If the name Manouch Moshayedi sounds familiar to our readers, it should. The Newport Beach-based sailor owns and skippers the Bakewell-White 100 Rio100. But he’s also keen on a design that’s half the size of Rio. “Last year my friend Victor Wild, the owner of the 2006 TP52 Bud, decided to upgrade to a newer version and searched around for a 2011 boat, but after meeting with Gavin Brady, he decided to build a new boat instead,” writes Moshayedi.
“Cookson’s in New Zealand had already built a 2015 boat that was designed by Botin Partners and one that was designed by Judel/Vrolijk, so they had the molds available.

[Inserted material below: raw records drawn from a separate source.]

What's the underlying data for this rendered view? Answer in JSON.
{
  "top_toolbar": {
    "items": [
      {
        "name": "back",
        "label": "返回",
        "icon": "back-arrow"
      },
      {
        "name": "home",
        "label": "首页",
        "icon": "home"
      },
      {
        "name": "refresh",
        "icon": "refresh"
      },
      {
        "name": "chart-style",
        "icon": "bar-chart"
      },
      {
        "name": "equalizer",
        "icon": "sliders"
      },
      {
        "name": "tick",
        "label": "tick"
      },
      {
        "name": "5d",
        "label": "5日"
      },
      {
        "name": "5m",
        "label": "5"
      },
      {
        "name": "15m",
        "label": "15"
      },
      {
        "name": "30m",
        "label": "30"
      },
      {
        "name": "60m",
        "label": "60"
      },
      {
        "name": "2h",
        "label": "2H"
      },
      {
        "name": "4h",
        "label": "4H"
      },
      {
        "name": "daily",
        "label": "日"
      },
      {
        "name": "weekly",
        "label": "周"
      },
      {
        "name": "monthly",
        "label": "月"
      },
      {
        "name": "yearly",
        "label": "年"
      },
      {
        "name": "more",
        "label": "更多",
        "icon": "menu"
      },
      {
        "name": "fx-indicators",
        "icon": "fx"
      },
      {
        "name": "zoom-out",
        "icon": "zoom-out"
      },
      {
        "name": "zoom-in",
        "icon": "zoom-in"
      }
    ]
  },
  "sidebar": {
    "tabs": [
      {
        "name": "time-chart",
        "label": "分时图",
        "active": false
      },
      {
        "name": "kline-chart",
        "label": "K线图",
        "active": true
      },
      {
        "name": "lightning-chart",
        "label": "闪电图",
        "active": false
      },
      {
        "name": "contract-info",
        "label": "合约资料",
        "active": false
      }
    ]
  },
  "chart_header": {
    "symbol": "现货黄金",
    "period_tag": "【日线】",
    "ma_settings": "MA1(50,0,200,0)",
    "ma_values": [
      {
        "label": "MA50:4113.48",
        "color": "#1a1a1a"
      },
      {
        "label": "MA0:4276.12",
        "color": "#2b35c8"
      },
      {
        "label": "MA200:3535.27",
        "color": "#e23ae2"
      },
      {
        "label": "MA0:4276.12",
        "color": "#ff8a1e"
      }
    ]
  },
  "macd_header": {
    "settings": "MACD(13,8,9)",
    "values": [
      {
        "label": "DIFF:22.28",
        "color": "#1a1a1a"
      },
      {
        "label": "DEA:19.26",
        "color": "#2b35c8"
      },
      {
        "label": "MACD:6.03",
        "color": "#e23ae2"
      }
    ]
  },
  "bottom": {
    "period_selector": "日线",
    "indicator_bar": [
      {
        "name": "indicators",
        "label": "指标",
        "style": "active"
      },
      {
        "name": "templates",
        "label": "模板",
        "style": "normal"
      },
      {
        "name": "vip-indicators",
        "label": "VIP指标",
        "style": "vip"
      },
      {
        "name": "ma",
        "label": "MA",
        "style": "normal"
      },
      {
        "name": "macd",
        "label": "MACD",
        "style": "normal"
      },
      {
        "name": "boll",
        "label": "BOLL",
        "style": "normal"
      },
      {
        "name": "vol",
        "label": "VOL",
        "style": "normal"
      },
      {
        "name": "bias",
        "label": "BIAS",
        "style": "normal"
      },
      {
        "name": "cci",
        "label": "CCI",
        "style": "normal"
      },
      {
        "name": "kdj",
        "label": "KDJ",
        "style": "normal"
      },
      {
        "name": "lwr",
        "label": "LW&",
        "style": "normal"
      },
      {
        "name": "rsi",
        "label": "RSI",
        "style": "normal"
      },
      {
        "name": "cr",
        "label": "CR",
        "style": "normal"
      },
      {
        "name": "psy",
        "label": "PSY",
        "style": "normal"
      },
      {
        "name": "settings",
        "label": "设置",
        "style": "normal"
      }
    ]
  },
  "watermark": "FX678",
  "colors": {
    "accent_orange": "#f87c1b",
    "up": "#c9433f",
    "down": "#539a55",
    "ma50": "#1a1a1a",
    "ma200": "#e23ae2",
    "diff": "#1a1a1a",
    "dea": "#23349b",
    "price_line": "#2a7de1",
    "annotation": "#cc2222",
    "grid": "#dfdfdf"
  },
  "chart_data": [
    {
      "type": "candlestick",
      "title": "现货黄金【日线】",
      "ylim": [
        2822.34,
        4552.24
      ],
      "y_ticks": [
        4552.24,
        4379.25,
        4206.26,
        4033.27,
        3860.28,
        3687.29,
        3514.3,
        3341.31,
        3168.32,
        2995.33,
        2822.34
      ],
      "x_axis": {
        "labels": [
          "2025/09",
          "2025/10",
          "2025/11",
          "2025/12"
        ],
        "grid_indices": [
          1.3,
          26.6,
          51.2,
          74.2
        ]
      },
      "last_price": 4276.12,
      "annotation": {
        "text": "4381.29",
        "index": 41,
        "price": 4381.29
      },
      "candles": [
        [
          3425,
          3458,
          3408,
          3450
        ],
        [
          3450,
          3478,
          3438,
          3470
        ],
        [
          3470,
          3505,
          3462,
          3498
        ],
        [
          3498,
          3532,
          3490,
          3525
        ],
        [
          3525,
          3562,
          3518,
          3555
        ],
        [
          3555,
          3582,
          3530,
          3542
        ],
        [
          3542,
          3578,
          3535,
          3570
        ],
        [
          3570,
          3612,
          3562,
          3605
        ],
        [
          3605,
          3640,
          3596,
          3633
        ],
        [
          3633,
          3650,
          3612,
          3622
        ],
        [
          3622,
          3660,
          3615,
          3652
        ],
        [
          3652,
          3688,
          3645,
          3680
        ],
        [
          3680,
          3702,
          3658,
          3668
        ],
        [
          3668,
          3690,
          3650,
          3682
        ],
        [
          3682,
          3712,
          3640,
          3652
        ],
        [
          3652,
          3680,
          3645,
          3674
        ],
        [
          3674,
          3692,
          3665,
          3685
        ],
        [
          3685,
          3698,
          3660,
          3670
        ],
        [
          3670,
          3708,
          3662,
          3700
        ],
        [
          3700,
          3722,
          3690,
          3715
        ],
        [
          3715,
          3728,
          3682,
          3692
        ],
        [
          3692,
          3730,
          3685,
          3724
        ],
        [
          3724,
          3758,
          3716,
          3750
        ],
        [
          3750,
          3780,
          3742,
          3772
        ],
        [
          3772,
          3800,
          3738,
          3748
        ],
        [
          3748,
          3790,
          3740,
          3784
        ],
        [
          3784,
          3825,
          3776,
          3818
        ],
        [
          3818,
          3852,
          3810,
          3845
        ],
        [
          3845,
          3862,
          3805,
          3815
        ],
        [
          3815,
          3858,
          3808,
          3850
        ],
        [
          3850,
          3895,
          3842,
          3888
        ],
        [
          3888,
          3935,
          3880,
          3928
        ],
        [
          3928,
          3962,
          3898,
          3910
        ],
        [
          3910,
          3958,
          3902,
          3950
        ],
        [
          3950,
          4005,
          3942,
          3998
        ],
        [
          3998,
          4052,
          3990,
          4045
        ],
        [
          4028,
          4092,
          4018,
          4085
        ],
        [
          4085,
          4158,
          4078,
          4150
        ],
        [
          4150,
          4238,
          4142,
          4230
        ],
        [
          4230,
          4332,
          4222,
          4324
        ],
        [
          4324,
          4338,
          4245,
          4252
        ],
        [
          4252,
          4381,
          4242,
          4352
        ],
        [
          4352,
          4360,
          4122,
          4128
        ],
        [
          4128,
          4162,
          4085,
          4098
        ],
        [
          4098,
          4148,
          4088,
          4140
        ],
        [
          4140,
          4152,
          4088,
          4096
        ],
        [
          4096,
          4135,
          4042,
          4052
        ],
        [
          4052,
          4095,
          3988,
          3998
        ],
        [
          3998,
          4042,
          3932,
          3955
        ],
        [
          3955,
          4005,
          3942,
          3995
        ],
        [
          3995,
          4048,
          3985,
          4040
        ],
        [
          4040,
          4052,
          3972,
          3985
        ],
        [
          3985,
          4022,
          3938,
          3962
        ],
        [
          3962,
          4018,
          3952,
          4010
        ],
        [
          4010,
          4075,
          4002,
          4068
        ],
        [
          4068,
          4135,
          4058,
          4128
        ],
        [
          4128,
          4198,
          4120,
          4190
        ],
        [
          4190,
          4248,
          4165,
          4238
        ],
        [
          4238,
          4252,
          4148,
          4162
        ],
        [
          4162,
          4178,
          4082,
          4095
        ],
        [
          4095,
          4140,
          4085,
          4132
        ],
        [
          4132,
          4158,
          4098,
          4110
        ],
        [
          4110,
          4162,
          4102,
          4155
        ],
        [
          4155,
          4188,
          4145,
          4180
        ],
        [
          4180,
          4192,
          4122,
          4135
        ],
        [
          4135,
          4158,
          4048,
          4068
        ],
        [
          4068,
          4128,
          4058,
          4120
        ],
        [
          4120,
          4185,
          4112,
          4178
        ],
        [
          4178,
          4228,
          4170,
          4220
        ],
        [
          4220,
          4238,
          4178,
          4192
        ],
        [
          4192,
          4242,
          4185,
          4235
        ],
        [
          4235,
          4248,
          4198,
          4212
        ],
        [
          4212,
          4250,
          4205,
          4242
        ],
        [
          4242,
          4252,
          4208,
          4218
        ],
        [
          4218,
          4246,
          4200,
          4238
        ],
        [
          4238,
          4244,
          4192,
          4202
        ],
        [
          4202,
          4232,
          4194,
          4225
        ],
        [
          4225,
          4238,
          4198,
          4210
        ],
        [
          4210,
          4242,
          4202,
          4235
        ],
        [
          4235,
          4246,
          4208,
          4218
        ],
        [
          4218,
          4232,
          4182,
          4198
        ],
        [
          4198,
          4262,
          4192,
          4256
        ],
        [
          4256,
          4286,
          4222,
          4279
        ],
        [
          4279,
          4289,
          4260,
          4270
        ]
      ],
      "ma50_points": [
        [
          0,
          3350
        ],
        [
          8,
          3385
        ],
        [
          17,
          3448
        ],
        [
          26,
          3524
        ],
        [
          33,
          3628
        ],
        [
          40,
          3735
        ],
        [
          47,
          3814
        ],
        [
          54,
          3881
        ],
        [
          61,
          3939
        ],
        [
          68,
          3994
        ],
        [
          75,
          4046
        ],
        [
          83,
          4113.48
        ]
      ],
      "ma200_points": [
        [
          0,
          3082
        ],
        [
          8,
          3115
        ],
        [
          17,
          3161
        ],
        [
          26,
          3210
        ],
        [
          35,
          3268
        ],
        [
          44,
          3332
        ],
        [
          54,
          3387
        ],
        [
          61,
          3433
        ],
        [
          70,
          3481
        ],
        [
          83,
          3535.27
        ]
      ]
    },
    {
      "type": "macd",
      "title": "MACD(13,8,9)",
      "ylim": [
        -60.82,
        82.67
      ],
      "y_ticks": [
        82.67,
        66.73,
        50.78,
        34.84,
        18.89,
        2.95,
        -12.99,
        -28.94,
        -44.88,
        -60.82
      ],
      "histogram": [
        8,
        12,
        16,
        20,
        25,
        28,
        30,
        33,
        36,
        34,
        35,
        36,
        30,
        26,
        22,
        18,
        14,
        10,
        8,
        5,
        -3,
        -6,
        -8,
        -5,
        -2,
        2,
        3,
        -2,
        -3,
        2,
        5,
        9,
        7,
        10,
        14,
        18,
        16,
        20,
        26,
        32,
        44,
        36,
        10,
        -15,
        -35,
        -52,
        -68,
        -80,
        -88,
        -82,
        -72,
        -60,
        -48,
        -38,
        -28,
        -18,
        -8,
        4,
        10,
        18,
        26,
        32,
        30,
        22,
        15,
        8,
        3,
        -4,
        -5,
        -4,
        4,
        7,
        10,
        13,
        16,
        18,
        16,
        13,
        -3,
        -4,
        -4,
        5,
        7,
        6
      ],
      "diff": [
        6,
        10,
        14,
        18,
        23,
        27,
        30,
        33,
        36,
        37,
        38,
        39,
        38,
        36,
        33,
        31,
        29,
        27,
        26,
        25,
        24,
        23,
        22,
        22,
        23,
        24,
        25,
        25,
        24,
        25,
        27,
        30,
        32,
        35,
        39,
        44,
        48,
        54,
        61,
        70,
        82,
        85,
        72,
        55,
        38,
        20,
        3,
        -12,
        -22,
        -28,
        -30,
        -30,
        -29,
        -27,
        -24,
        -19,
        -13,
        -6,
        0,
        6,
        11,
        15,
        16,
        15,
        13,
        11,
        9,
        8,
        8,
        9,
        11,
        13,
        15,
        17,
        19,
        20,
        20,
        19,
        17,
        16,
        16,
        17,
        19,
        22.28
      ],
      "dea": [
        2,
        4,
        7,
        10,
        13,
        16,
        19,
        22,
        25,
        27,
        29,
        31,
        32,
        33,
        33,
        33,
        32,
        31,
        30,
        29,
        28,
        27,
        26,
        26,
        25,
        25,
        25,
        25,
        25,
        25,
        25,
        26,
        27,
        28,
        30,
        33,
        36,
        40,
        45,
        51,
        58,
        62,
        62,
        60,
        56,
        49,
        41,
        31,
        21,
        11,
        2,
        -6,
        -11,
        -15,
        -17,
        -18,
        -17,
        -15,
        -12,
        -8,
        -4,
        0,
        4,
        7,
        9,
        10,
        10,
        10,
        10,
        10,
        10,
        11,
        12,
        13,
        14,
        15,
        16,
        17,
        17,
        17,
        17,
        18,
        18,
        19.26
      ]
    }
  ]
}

Gavin had built a second boat at Cookson’s out of the Botin mold for another owner, so building a third boat was quite easy, and they proceeded to build a new boat for Victor called Fox.” The new boat arrived in San Diego at the end of March.
Moshayedi discussed the boats with a few other owners. “By talking to Gavin, the builders and suppliers, we discovered that if we buy all the materials in bulk we could save almost 30% off the cost of a new boat, and therefore we went forward with getting the specs and pricing together.”
The boats will be based on the latest design by Judel/Vrolijk. “There are some improvements over the boats in the SuperSeries in the Med that we have made specifically for California sailing, including taller masts, larger mains, larger jibs, larger spinnakers and lighter displacement,” explains Manouch. “These boats were designed with offshore racing in mind to make them more waterproof. All the sheets and lines are placed on deck and, to prevent leaking, don’t penetrate the deck; the hull will have foamcore which is more suitable than Nomex for offshore and deliveries.”
Moshayedi believes that the new boats will be faster upwind, faster reaching and faster downwind than the TP52s that race in the Med. “There is absolutely no better racing than on a TP52,” he says. “Racing these boats on a boat-for-boat basis is extremely exciting. This is the best way to race — just bring your boat and whoever gets to the finish line first is also first in class.
The SoCal owners are planning for six inshore regattas per year plus two offshore races as a class. Rolex Big Boat Series will be on the regular yearly agenda of the fleet, and they might also race their boats as a class in Key West Race Week.
“We have set up the rules so we could race these boats more cost-effectively than in the SuperSeries by limiting the number of paid crew on board and the number of sails that could be purchased every year. Our class will also be strictly for owner-drivers,” says Moshayedi.
Cookson’s is building two boats, and Premier Composite Technologies in Dubai is building one. They should all arrive in California during March 2017. Among the new owners are Frank Slootman of Invisible Hand fame and Moshayedi himself, who added, “We are actively looking for any other owners who would also order boats. Our goal is to build a fleet of at least 10 boats on the West Coast, and I think once people find out that there are already four here doing boat-for-boat racing, there’ll be interest from others.”
Even though they come from TP52 molds, the new boats can’t be called that. “We don’t have a license to use that name, as it belongs to the guys in the Mediterranean. Go figure — Transpac boats in the Med but not in California. We’ve chosen ‘Pacific 52’ as the name of our boats and fleet.” Or, ‘Pac52’ for short.